Con la circolare n. 4621 del 27 agosto 2015, il Dipartimento per le Libertà Civili e l’Immigrazione del Ministero dell’Interno, facendo seguito al parere espresso dal Consiglio di Stato n. 1048/2015, ha precisato che il permesso di soggiorno per motivi religiosi possa essere rilasciato solo qualora il cittadino straniero svolga nel territorio nazionale attività strettamente collegate al proprio ministero religioso.
Qualora tali presupposti vengano meno, perché, ad esempio, il titolare del permesso intenda dedicarsi ad attività lavorativa, viene a mancare l’unico presupposto di entrata e permanenza nel territorio nazionale e pertanto si configura un’ipotesi di diniego delle eventuali richieste di conversione di permesso di soggiorno da motivi religiosi a lavoro subordinato.
Con circolare n. 4621 del 27 agosto 2015 il Dipartimento per le Libertà Civili e l’Immigrazione fa un excursus sulla difforme applicazione negli anni delle disposizioni che regolano la conversione del permesso di soggiorno agli stranieri che fanno ingresso nel nostro Paese con il preciso scopo di esercitare la attività legata al proprio ministero religioso. Più volte la stessa Amministrazione ha dovuto soccombere a una diversa decisione da parte dei Tribunali Amministrativi Regionali che anavano i provvedimenti di diniego in quanto ritenevano la tipologia dei permessi oggetto di conversione non tassativa.
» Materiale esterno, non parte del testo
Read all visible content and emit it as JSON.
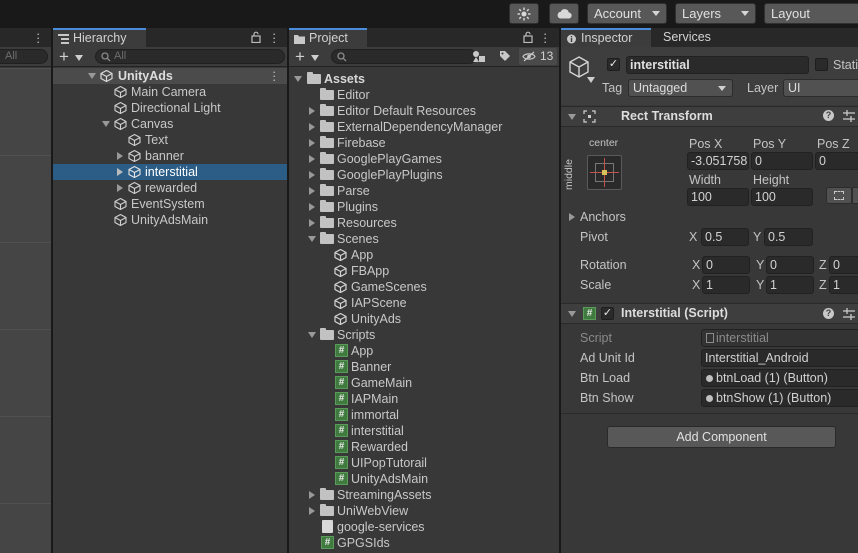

Le motivazioni che hanno portato a diverse interpretazioni traggono origine dall’articolo 5 c. 5 del D.Lgs. n. 286/1998 nel quale non è ravvisabile alcuna limitazione a tale conversione. Il Consiglio di Stato non sempre però ha dato seguito a tale indirizzo giurisprudenziale pronunciandosi quando a favore e quando in maniera contraria e dello stesso avviso del Ministero.
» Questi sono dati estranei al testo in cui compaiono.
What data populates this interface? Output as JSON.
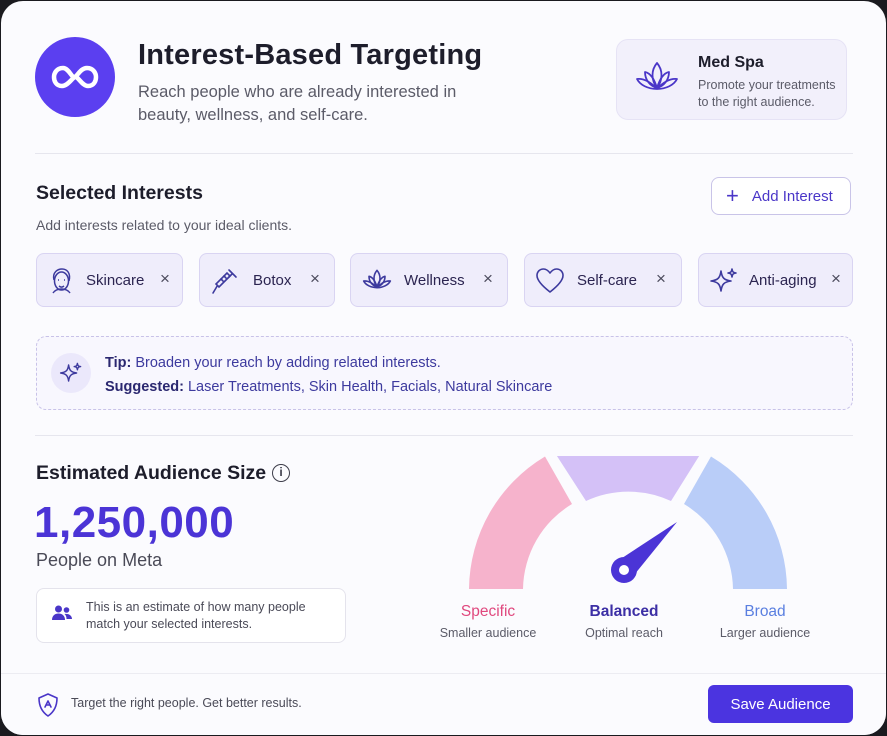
{
  "header": {
    "title": "Interest-Based Targeting",
    "subtitle": "Reach people who are already interested in beauty, wellness, and self-care.",
    "logo_icon": "meta-infinity-icon"
  },
  "business": {
    "name": "Med Spa",
    "description": "Promote your treatments to the right audience.",
    "icon": "lotus-icon"
  },
  "interests": {
    "title": "Selected Interests",
    "subtitle": "Add interests related to your ideal clients.",
    "add_label": "Add Interest",
    "chips": [
      {
        "label": "Skincare",
        "icon": "face-icon"
      },
      {
        "label": "Botox",
        "icon": "syringe-icon"
      },
      {
        "label": "Wellness",
        "icon": "lotus-icon"
      },
      {
        "label": "Self-care",
        "icon": "heart-icon"
      },
      {
        "label": "Anti-aging",
        "icon": "sparkle-icon"
      }
    ],
    "remove_symbol": "×"
  },
  "tip": {
    "label": "Tip:",
    "text": "Broaden your reach by adding related interests.",
    "suggested_label": "Suggested:",
    "suggestions": [
      "Laser Treatments",
      "Skin Health",
      "Facials",
      "Natural Skincare"
    ]
  },
  "audience": {
    "title": "Estimated Audience Size",
    "info_symbol": "i",
    "size": "1,250,000",
    "unit": "People on Meta",
    "note": "This is an estimate of how many people match your selected interests.",
    "gauge": {
      "specific_label": "Specific",
      "specific_sub": "Smaller audience",
      "balanced_label": "Balanced",
      "balanced_sub": "Optimal reach",
      "broad_label": "Broad",
      "broad_sub": "Larger audience",
      "colors": {
        "specific": "#f6b3cc",
        "balanced": "#d4c1f7",
        "broad": "#b9cdf8",
        "needle": "#4b34d6"
      }
    }
  },
  "footer": {
    "text": "Target the right people. Get better results.",
    "save_label": "Save Audience"
  },
  "colors": {
    "accent": "#4b34e0",
    "background": "#fbfbfe"
  }
}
Inoltre si ricorda che, ai sensi dell’articolo 6 del D.Lgs. n. 286/1998 e dell’articolo 14 del D.P.R. 394/1999 che regola le disposizioni dell’immigrazione, sono solamente i permessi di soggiorno rilasciati per motivi familiari, di lavoro subordinato e/o autonomo, a poter essere utilizzati per altre attività consentite anche senza conversione, e solo quelli rilasciati ai fini di formazione o studio possono essere convertiti in permessi di soggiorno per lavoro nei limiti delle quote d’ingresso stabilite.